A 83 anni Paul McCartney torna con un nuovo album e lo fa ripartendo da dove tutto è iniziato: i ricordi personali, prima ancora della fama. La data è fissata: 29 maggio 2026.

Il disco si intitola The Boys Of Dungeon Lane ed è il primo lavoro inedito dopo cinque anni. Non è un ritorno costruito su nostalgia generica, ma su un luogo preciso, Liverpool, e su un periodo molto delimitato. Dungeon Lane esiste davvero. È una strada vicino alla casa d’infanzia di McCartney. Ed è lì che si concentra il racconto. 

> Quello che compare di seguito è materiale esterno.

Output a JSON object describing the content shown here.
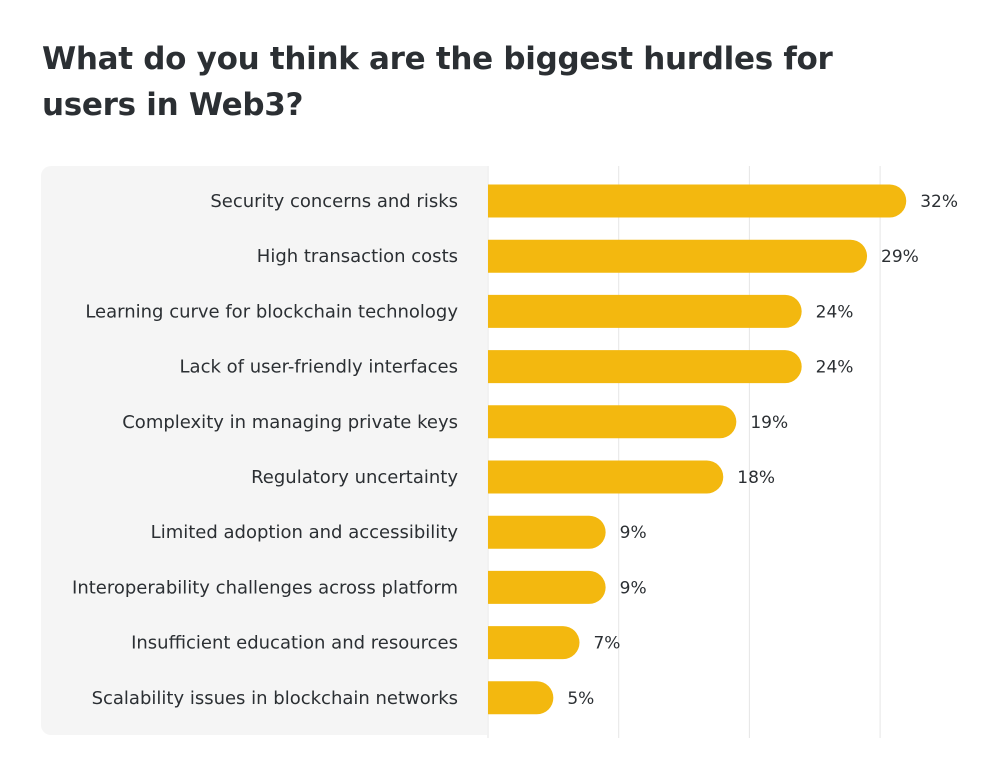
{
  "title": "What do you think are the biggest hurdles for users in Web3?",
  "colors": {
    "bar": "#f3b80f",
    "grid": "#e6e6e6",
    "panel": "#f5f5f5",
    "text": "#2b2f33"
  },
  "chart_data": {
    "type": "bar",
    "orientation": "horizontal",
    "title": "What do you think are the biggest hurdles for users in Web3?",
    "xlabel": "",
    "ylabel": "",
    "unit": "%",
    "xlim": [
      0,
      35
    ],
    "grid": true,
    "legend": "none",
    "categories": [
      "Security concerns and risks",
      "High transaction costs",
      "Learning curve for blockchain technology",
      "Lack of user-friendly interfaces",
      "Complexity in managing private keys",
      "Regulatory uncertainty",
      "Limited adoption and accessibility",
      "Interoperability challenges across platform",
      "Insufficient education and resources",
      "Scalability issues in blockchain networks"
    ],
    "values": [
      32,
      29,
      24,
      24,
      19,
      18,
      9,
      9,
      7,
      5
    ],
    "value_labels": [
      "32%",
      "29%",
      "24%",
      "24%",
      "19%",
      "18%",
      "9%",
      "9%",
      "7%",
      "5%"
    ]
  }
}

Un album che guarda indietro, senza cercare altro 

Il singolo già pubblicato, Days We Left Behind, chiarisce subito il tono. Non c’è ricerca di attualità. C’è una ricostruzione di momenti, di contesti, di relazioni. 

paul mccartney nuovo disco
Paul McCartney, qual è l’obiettivo del cantante attraverso il nuovo disco (www.soundsblog.it – X Richard)

McCartney lo dice in modo diretto: scrive del passato perché è quello che conosce meglio. Non è una scelta artistica dichiarata, sembra più una conseguenza. 

Dentro il disco tornano i primi anni con John Lennon e George Harrison, prima della fase pubblica dei The Beatles. Un periodo meno raccontato, almeno nei dettagli quotidiani. Non c’è una narrazione epica. Piuttosto frammenti. Episodi, sensazioni, riferimenti a una vita ancora lontana dal successo. 

Il suono resta variegato, ma non è il centro del nuovo progetto

Dal punto di vista musicale, il lavoro viene descritto come eclettico. McCartney suona più strumenti, cambia registro, alterna stili. La produzione è affidata a Andrew Watt, già coinvolto in progetti con artisti di primo piano. Un nome che garantisce una certa direzione sonora, ma senza cambiare la natura del progetto. 

Qui il suono sembra secondario rispetto al contenuto. Le canzoni servono a costruire un racconto più che a inseguire una forma precisa. Il dato più concreto resta l’attività. McCartney non si è mai fermato davvero. Dal primo album solista McCartney nel 1970, passando per i Wings, fino agli ultimi lavori. 

Anche negli ultimi anni ha mantenuto una presenza costante, tra pubblicazioni e interventi pubblici. Nel 2025 aveva attirato attenzione con una traccia silenziosa inserita in una ristampa, legata a una presa di posizione sul diritto d’autore e sull’intelligenza artificiale. Un gesto che aveva poco a che fare con la musica in senso stretto, ma molto con il controllo delle opere. 

Cosa cambia per chi ascolta Paul McCartney fra la nostalgia di un tempo e i nuovi fan

Un disco come questo non punta a intercettare nuovi pubblici in senso diretto. Parla soprattutto a chi già conosce il percorso. Chi ascolta trova riferimenti precisi. Nomi, luoghi, situazioni. Non sempre immediati per chi arriva da fuori. Eppure resta un elemento che tiene insieme tutto: la continuità. Non tanto nel suono, ma nella presenza. 

A 83 anni, pubblicare un album con materiale nuovo non è un’operazione frequente. Ma nel caso di McCartney sembra quasi una naturale prosecuzione. E forse è proprio questo il punto. Non un ritorno, ma un passaggio che si inserisce in una linea che non si è mai interrotta davvero.